- Born: June 30, 1939 Fallsburg, Kentucky, U.S.
- Died: August 26, 2024 (aged 85) Centerville, Tennessee, U.S.
- Education: Berea College (BA) Vanderbilt University Law School (JD)
- Occupation: Academic administrator
- Years active: 1965–1998
- Employer: Vanderbilt University
- Known for: LGBTQ rights activism

= K. C. Potter =

American academic administrator (1939–2024)

K. C. Potter (June 30, 1939 – August 26, 2024) was an American academic administrator. He was a dean emeritus of residential and judicial affairs at Vanderbilt University. Potter is recognized for his pioneering support of LGBTQ rights at Vanderbilt. The Vanderbilt K. C. Potter Center is named in his honor and houses the Office for LGBTQI Life.

== Early life and education ==
Potter was born in Fallsburg, Kentucky, in 1939. He earned a B.A. from Berea College in 1961. Potter completed a J.D. degree at Vanderbilt University Law School in 1964. While attending law school, Potter worked as an assistant resident adviser.

== Career ==
Potter worked as a law clerk for the Tennessee Supreme Court and was admitted to the Tennessee Bar Association. In 1965, Potter became the assistant dean of men. In this role, he oversaw housing, discipline, and the Vanderbilt police department.

In the late 1960s, a student requested to change his dorm because his roommate was gay. Potter authorized the room change. A year later, the roommate jumped out of one of the 12-story towers on campus. Potter thought the suicide was likely the result of an internal struggle with his sexuality and the conservative environment of Vanderbilt. This is a moment that impacted Potter's career.

In 1971, after the offices of dean of men and women were combined, he was made associate dean in the Office of Student Life. In 1977, Potter became the dean of residential and judicial affairs where he worked as the chief arbiter and addressed student conduct. He also managed the campus housing, fraternities and sororities, and LGBTQ student issues.

In 1987, a homophobic article in the student paper was published. Potter went to his supervisor, the associate provost, to reach out to the LGBTQ students. He led the first initiative to create a safe space for LGBTQ students on campus that year. In the fall, Potter started a regular meet up group for LGBTQ students to convene at his house on campus. This support became the Vanderbilt Lambda Association. A few years later, Potter supported the newly formed student gay rights group in their effort to establish a formalized university nondiscrimination policy. Potter established congressional-style hearings to develop a policy and to testify to the board of trustees.
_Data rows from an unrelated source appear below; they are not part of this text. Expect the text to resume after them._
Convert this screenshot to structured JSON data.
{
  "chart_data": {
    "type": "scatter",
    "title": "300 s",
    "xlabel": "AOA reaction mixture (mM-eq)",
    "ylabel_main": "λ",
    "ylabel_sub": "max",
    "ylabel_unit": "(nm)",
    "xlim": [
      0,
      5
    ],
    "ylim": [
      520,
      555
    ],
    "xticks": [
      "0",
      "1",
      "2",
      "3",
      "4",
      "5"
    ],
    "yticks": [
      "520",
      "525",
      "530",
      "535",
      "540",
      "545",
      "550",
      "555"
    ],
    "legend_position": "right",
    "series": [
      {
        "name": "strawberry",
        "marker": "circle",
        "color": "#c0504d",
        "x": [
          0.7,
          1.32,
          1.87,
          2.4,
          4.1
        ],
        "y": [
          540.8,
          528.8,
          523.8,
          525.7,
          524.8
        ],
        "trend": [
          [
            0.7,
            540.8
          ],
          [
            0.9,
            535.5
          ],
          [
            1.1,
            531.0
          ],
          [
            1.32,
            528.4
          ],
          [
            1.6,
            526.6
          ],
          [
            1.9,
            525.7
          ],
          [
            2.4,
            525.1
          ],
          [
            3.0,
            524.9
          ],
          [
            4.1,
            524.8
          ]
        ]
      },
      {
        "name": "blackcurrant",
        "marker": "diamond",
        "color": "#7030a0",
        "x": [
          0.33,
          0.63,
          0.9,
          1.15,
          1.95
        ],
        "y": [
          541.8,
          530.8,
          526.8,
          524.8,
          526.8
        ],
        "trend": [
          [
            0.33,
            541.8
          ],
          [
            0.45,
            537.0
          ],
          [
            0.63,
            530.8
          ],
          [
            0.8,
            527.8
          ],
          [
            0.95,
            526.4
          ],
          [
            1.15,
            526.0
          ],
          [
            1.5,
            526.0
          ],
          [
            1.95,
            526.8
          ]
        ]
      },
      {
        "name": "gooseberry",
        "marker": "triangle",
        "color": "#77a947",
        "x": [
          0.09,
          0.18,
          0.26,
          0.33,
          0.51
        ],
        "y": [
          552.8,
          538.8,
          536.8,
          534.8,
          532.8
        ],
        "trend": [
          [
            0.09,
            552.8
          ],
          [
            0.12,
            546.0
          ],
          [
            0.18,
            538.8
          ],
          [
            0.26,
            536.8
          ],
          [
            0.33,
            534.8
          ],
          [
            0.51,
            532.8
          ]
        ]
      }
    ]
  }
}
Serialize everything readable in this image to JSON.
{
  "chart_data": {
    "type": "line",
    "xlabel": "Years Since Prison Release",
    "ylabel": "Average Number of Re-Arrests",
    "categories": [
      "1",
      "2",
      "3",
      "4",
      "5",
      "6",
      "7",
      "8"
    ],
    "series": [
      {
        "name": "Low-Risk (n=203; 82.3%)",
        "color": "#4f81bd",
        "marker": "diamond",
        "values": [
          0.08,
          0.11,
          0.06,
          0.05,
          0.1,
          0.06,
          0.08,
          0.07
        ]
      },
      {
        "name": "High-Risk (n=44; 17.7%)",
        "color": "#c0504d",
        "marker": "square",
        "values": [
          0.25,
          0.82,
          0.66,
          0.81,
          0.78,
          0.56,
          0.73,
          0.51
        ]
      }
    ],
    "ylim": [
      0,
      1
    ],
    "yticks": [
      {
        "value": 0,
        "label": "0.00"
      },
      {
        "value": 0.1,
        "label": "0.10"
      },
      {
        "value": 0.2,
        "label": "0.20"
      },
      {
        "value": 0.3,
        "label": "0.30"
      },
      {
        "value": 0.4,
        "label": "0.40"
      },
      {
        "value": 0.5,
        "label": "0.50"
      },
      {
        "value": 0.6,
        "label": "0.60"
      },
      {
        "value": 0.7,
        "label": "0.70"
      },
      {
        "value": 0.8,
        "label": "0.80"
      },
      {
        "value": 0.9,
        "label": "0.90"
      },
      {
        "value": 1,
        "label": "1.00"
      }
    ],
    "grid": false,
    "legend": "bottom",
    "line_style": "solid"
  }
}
== Personal life and legacy ==
Potter resided on the Vanderbilt campus in Cumberland House, one of the West Side Row cottages. He retired in June 1998. Potter came out as a gay man after his retirement. Shortly thereafter, he began a relationship with his partner, Richard Patrick. They lived together on their farm in Hickman County, Tennessee and got married in 2020.

In his retirement, Potter was known to enjoy a quiet life. The couple often hosted annual events at their farm house, which drew attention from Vanderbilt Alumni. The events include a "Fall Feast Gathering of Friends," and a "Summer Cinema Nights concert."

In 1991, Potter was awarded the "Distinguished Alumni Award" for 25 years of service to the ROTC at Vanderbilt. In 1994, he was also awarded the Bob E. Leech Award by the National Association of Student Personnel Administrators in recognition of his service to the campus community.

In 2008, Euclid House became the K.C. Potter Center in honor of his support of inclusiveness and the LGBTQI community. It houses the Office of LGBTQI Life. In 2015, Potter was featured in the documentary film, A Secret Only God Knows. It chronicles the LGBTQ community in Middle Tennessee before 1970. The documentary premiered on Nashville public television and includes interviews conducted by the Brooks Fund History Project that are archived in the special collections division at Nashville Public Library. In 2019, Potter's efforts to support LGBTQ rights were featured in The Book of Pride. Released in 2019, Potter is featured in the short documentary Show Me the Way that shares how he was closeted during his entire professional life. In honor of his dedication and advancements at Vanderbilt, Potter was included in a project involving the painting of notable figures in the campus community, becoming a "Vanderbilt Trailblazer" in 2019.

Potter died on August 26, 2024, at the age of 85.